Human skeleton for action recognition based on cross-scale graph contrastive learning

张雪莲, 徐增敏, 陈家昆, 王露露

燕山大学学报 (2023)

北核

PDFCode

Abstract

Traditional self-supervised learning models based on the human skeleton usually use contrastive learning modules for representation learning while existing contrastive learning modules use data augmentation methods to construct similar positive samples and the rest of the samples are all negative samples which limits the expression of semantic information for similar samples. To solve these issues an action recognition algorithm with graph contrastive learning and cross-scale consistent knowledge mining is proposed. First a new data augmentation method is designed based on the skeleton graph structure which performs random edge cuttings on the input skeleton sequence to obtain two different views thus enhancing semantic correlation expression between different views of the same skeleton sequence.

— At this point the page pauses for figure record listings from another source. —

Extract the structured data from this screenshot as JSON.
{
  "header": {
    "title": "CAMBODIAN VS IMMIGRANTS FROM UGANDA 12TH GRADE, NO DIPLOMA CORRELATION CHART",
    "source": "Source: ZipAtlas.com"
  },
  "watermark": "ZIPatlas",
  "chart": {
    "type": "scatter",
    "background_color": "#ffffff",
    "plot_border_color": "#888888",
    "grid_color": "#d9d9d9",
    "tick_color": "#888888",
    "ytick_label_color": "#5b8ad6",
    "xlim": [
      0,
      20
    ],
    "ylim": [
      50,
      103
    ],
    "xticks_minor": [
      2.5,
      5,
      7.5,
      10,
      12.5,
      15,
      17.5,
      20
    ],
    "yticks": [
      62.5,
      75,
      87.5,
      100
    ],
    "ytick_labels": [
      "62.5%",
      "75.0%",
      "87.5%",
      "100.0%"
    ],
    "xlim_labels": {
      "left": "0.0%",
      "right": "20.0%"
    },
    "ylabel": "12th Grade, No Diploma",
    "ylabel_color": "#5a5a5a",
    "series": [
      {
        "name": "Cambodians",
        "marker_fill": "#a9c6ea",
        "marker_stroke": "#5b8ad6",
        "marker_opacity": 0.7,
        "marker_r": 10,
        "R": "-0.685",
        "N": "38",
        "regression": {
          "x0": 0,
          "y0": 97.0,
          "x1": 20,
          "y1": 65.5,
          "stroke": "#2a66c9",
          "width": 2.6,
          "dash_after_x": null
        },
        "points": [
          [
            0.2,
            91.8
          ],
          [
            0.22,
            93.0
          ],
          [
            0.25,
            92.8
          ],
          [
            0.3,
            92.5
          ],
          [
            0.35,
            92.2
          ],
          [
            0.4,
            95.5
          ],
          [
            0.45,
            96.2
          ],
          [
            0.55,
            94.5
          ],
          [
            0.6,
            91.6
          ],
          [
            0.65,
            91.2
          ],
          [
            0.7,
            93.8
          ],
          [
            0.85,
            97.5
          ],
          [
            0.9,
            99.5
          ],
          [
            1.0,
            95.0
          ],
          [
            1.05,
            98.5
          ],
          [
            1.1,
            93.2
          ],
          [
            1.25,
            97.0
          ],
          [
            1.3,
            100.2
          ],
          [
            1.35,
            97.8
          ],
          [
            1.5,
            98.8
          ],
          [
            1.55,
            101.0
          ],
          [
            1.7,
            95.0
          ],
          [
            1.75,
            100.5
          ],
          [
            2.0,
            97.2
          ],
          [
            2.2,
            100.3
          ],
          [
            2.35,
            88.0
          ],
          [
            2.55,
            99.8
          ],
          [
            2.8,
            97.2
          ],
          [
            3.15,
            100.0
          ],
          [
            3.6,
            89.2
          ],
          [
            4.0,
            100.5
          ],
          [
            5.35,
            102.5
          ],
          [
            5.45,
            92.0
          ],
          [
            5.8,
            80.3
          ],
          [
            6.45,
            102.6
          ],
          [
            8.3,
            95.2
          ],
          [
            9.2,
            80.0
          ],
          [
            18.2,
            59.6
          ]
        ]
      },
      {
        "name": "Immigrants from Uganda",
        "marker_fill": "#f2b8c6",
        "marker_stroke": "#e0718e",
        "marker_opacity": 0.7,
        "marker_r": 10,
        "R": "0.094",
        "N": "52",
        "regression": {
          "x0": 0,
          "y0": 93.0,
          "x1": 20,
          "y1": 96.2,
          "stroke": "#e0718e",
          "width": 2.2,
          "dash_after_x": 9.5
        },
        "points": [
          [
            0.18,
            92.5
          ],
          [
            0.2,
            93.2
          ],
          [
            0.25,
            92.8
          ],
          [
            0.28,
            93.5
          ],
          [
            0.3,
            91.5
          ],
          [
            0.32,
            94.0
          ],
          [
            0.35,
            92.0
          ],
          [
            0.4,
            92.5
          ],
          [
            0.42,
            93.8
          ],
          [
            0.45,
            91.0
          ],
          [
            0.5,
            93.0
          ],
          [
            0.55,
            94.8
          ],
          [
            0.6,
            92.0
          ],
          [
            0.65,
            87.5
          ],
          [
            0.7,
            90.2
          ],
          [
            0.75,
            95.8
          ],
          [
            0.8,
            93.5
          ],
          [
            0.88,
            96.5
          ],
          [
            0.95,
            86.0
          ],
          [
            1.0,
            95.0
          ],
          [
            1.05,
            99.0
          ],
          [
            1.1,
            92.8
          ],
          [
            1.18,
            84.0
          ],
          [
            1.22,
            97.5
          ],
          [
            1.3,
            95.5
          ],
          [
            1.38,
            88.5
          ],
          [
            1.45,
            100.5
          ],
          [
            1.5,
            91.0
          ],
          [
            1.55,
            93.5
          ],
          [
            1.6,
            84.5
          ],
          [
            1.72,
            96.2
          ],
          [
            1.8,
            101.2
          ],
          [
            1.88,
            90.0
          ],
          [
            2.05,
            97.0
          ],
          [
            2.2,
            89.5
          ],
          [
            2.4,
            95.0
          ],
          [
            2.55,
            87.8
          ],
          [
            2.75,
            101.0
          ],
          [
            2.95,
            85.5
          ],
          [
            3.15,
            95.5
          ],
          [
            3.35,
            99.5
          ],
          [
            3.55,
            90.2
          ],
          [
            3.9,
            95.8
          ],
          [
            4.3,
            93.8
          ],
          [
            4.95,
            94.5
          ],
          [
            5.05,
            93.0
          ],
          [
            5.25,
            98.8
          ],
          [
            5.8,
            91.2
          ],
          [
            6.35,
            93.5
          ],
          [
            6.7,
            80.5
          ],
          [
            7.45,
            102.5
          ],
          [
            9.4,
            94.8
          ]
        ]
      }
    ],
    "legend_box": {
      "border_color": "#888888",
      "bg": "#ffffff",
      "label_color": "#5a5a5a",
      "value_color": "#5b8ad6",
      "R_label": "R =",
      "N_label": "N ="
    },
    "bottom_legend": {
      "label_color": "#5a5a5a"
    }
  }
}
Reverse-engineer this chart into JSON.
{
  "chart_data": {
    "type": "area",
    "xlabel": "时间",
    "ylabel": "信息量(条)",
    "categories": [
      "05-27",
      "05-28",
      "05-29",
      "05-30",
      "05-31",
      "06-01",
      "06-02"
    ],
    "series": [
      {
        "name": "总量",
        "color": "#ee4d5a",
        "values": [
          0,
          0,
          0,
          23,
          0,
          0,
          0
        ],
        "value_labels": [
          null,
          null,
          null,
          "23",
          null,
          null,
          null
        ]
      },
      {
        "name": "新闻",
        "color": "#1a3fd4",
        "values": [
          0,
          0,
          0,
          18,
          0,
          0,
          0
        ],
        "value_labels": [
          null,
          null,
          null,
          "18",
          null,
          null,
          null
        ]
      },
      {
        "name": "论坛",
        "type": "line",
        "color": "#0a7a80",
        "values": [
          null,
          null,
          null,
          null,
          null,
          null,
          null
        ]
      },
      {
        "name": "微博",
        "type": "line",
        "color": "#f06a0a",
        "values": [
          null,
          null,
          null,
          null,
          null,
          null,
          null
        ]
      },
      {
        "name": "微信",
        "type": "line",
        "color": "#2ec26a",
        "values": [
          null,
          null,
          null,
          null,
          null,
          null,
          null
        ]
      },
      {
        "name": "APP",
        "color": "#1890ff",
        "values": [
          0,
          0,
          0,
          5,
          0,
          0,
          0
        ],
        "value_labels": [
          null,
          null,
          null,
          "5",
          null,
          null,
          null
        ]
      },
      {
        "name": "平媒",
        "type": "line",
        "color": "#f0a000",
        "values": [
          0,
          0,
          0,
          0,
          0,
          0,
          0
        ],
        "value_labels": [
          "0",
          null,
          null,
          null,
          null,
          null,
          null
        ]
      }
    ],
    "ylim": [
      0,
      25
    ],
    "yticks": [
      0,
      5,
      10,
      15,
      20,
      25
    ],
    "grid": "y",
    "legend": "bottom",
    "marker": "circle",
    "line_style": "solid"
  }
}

Second to alleviate the problem of low embedding similarity to similar samples a self-supervised co-training network model is introduced to obtain positive class samples from one skeleton scale and another skeleton scale by using complementary information between different scales of the same skeleton data source to realize the association within a single scale and semantic collaborative interaction between multi-scales. Finally the effectiveness of the model is evaluated based on the linear evaluation protocol and the experimental results on NTU RGB+D 60 and NTU RGB+D 120 datasets show that the recognition accuracy of the proposed method is improved by 2%~3.5% on average compared with the cutting-edge mainstream methods.